A linguagem utilizada para tratar desses temas é, sim, importante, pois pode ajudar a perpetuar estigmas. Porém, independentemente disso, é preciso avaliar se as campanhas têm surtido o efeito desejado. José Carlos Galduroz, coordenador do Centro Brasileiro de Informações sobre Drogas Psicotrópicas (Cebrid), ligado à Universidade Federal de São Paulo (Unifesp), chama a atenção para o fato de que tais campanhas não têm tido sua eficácia sistematicamente avaliada. “Se não há o antes, não tem como avaliarmos o depois. Assim, se antes, alguns anos atrás, não existia nem muita informação sobre o próprio uso de drogas, hoje ainda não há uma análise regular sobre se essas campanhas são eficazes”. O Cebrid realiza pesquisas e estudos sobre o consumo de substâncias psicotrópicas, e é a instituição responsável pela mais recente e ampla pesquisa sobre o uso de drogas no Brasil – lançada no ano passado, e elaborada por solicitação da Senad. (O estudo está disponível na área de “Downloads Relacionados” desta página). Apesar de apontar a necessidade de estudos sobre a eficácia, Galduroz afirma que o Cebrid ainda não tem previsão de realizar uma pesquisa com esse objetivo.

Há, no entanto, uma recente pesquisa feita pelo Instituto Brasileiro de Opinião Pública e Estatística (Ibope) e lançada em abril que avalia justamente os impactos das mais recentes campanhas antidrogas – as que usam o bordão “O que você faz com seu dinheiro é problema seu. O que o tráfico faz com o seu dinheiro também é problema seu”. Segundo os dados do Ibope, 19% dos entrevistados conhecem alguém que parou de usar drogas ao ser confrontado com o fato de que o dinheiro pode ser usado para financiar a violência. (a pesquisa está disponível, em parte, para consulta na Internet ou pode ser baixada. Os links para as duas opções estão nas áreas “Links Relacionados” e “Downloads Relacionados”, respectivamente, nesta página.)

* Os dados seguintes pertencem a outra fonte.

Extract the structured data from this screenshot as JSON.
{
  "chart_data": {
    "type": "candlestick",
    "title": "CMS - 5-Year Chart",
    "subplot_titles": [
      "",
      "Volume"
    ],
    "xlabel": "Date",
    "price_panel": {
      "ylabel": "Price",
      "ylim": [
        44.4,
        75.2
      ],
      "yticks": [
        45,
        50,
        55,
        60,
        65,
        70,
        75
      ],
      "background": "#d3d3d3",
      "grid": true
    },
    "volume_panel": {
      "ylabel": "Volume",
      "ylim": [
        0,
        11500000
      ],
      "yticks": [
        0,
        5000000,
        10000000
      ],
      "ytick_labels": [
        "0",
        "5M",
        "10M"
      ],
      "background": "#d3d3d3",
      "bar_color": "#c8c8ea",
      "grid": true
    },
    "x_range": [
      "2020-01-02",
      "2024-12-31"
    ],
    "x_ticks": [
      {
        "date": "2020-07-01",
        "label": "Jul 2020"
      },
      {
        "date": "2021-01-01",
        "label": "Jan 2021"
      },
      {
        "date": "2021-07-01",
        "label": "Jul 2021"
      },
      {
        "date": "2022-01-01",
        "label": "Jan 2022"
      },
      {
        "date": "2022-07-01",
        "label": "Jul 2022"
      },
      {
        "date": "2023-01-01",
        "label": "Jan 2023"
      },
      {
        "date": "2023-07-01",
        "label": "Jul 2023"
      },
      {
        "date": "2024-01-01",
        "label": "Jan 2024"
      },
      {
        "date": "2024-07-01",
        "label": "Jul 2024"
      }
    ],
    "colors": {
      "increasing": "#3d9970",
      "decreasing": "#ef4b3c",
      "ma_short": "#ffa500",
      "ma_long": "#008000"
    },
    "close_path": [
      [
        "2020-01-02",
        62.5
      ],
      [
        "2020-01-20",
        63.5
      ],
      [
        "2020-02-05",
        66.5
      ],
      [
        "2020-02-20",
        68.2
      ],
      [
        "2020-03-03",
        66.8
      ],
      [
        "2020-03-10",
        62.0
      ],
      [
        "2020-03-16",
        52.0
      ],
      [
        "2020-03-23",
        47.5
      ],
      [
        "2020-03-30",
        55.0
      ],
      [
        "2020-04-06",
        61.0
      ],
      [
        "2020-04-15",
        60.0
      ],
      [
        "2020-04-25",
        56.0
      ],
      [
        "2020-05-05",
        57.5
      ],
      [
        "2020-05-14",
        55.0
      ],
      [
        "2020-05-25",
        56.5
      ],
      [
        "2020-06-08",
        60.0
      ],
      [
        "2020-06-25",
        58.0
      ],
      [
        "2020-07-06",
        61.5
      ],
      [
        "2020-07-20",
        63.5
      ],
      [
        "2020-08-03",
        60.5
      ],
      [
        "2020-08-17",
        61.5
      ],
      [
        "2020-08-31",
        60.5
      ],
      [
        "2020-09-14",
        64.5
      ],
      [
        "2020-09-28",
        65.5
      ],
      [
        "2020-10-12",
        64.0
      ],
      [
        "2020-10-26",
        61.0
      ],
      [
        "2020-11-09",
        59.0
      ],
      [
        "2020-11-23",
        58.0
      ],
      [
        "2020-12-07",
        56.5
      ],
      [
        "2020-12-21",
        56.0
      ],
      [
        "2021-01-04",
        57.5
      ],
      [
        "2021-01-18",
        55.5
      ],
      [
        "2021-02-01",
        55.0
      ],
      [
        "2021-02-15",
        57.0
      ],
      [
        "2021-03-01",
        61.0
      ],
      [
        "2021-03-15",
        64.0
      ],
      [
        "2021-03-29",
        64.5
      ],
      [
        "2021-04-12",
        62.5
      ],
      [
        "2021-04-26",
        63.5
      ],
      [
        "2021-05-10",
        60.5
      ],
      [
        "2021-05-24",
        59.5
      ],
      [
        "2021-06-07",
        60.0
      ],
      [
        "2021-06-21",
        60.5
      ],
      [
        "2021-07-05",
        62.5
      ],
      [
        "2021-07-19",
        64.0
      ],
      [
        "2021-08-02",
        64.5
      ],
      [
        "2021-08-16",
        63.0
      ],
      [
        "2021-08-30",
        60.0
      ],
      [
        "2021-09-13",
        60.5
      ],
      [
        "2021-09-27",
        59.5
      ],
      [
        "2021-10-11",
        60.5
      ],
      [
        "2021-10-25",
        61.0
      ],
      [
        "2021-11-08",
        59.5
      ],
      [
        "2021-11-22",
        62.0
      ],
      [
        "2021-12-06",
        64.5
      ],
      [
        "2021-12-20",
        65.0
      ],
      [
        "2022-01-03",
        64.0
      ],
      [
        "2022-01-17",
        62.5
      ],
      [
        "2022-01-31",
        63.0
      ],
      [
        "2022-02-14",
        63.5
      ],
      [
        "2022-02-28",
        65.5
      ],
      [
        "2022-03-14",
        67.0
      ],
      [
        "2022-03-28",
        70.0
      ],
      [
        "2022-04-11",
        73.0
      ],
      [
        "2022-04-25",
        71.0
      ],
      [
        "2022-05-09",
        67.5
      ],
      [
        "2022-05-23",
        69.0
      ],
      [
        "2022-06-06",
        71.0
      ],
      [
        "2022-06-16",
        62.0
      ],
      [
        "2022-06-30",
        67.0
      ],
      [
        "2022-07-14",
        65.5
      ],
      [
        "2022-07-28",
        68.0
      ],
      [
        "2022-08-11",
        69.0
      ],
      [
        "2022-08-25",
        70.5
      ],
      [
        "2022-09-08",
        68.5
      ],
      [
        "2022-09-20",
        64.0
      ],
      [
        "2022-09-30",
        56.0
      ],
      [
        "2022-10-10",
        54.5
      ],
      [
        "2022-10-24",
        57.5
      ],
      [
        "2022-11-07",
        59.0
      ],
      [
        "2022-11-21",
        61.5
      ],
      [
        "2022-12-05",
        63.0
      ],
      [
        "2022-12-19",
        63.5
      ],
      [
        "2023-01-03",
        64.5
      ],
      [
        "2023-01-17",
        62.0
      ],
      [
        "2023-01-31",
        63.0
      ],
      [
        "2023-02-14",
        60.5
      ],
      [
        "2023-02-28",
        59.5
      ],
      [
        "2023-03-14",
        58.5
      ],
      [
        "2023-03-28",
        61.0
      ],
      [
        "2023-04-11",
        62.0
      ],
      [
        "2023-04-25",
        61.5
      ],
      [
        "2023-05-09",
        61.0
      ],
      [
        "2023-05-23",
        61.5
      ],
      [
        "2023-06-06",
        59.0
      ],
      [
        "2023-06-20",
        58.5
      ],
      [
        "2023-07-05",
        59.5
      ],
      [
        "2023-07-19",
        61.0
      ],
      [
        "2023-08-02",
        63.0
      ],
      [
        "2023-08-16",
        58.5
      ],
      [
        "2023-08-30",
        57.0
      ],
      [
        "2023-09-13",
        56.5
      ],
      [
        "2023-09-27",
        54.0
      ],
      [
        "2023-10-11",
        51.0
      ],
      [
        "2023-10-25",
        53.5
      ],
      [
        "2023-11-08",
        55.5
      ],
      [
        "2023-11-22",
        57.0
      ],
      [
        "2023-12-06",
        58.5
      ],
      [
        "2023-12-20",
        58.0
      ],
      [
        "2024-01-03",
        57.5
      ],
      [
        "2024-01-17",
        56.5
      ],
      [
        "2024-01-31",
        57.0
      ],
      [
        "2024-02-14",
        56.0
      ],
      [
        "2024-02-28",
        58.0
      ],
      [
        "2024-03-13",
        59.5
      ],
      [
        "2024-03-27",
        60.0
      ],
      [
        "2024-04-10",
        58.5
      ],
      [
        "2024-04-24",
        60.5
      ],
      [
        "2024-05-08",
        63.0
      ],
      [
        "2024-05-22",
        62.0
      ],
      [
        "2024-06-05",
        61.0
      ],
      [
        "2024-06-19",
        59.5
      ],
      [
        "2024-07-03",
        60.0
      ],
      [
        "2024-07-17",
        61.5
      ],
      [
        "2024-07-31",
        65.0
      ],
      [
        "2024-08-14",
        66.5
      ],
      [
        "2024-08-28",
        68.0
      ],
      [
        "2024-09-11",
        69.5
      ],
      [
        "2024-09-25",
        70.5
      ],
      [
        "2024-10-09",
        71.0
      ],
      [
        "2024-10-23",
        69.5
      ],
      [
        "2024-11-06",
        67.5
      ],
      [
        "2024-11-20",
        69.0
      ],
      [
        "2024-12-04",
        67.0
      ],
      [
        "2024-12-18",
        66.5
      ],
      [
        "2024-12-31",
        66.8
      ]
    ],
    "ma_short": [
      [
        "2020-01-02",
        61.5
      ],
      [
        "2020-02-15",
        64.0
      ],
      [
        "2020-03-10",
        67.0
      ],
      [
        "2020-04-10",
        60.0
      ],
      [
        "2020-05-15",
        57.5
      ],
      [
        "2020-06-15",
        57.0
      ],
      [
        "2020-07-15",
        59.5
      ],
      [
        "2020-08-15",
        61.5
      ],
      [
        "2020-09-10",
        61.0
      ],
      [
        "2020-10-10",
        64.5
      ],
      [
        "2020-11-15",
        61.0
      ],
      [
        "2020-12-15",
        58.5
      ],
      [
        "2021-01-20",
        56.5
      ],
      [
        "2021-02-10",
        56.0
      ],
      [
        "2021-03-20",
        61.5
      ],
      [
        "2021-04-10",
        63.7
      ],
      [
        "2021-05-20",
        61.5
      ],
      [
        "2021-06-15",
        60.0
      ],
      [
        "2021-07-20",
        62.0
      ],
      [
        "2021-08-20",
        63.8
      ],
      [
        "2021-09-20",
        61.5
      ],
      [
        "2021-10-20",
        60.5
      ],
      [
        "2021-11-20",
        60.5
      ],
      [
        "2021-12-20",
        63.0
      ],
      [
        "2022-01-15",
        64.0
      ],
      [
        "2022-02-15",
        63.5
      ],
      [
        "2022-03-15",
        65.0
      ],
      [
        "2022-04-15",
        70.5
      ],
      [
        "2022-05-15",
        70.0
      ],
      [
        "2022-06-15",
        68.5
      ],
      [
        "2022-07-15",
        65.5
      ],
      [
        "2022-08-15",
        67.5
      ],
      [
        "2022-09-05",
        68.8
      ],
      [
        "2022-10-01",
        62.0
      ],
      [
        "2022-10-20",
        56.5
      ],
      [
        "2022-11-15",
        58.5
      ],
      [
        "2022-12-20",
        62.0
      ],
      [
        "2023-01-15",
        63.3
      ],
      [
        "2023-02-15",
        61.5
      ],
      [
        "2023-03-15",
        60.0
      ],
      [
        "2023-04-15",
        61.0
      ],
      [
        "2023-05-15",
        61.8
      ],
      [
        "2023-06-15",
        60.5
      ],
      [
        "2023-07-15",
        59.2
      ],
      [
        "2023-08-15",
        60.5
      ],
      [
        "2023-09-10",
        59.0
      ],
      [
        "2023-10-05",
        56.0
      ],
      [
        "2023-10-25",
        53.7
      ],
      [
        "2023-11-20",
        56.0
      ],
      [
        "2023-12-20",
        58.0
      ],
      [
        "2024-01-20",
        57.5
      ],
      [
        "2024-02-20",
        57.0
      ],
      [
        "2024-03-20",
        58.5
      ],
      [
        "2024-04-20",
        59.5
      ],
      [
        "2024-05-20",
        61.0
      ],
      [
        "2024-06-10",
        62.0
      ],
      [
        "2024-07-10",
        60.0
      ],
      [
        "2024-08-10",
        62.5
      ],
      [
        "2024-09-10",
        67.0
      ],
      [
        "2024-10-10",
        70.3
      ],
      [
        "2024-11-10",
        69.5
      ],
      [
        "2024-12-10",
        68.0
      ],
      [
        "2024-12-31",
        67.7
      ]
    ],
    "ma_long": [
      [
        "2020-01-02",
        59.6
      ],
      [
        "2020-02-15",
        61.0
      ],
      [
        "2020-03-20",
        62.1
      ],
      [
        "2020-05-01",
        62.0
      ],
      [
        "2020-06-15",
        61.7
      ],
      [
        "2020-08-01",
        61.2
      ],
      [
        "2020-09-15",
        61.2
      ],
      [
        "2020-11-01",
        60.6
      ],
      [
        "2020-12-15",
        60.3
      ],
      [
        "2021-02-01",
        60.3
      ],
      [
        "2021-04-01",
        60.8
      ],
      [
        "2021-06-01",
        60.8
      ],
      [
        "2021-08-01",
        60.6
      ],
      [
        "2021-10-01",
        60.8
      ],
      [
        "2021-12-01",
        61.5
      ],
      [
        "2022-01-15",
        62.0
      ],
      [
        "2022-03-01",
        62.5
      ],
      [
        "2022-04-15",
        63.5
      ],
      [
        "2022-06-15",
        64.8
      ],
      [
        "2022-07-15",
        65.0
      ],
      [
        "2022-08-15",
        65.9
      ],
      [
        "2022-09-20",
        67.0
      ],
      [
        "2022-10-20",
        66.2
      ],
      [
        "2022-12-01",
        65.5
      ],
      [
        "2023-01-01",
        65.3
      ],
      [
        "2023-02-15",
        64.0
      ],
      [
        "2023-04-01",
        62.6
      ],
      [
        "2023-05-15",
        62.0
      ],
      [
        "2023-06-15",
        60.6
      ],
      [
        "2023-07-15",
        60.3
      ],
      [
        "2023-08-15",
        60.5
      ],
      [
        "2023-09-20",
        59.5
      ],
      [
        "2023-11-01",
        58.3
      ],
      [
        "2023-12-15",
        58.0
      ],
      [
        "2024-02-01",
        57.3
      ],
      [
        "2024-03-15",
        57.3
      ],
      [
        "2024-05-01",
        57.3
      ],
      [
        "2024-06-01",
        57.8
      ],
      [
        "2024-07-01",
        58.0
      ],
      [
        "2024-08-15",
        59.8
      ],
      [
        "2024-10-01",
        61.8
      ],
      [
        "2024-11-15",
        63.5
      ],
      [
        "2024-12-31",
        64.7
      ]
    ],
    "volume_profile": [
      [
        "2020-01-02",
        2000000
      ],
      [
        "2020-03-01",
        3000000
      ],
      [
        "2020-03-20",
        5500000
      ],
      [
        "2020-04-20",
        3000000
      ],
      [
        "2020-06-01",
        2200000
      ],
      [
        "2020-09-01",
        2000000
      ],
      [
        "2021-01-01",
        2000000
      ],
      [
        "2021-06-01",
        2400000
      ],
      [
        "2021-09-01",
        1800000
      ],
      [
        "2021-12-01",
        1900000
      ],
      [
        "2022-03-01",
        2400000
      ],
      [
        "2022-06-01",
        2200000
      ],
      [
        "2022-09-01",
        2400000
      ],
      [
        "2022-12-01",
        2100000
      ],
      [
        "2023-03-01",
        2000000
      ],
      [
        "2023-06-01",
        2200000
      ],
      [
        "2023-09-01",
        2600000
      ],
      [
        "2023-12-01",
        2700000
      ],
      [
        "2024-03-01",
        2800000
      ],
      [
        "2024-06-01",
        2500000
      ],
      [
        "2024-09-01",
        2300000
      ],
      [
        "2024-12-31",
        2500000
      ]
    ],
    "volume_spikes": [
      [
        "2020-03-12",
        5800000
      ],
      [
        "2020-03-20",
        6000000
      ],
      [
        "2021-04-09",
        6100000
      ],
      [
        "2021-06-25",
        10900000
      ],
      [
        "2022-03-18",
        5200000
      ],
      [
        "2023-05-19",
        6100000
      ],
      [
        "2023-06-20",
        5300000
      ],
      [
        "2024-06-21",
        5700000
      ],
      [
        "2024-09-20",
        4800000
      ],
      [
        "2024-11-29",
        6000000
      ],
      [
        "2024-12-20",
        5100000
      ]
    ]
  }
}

É certo que outros aspectos, já citados, devem ser contemplados – como informação direta e real e a inclusão da perspectiva dos dependentes químicos. Mas o que os dados mostram é que, na medida em que a intenção é mudar a cabeça dos cidadãos e fazê-los refletirem, a campanha ganhou não só porque fez 19% das pessoas mudarem sua atitude frente ao consumo de drogas, mas também porque toda a polêmica em torno de sua linguagem e seu conceito mostra, no mínimo, que ela está mexendo com as pessoas, está causando impacto e, assim, está fazendo as pessoas pensarem sobre o assunto do consumo de drogas. E até pensarem em acabar com o assunto.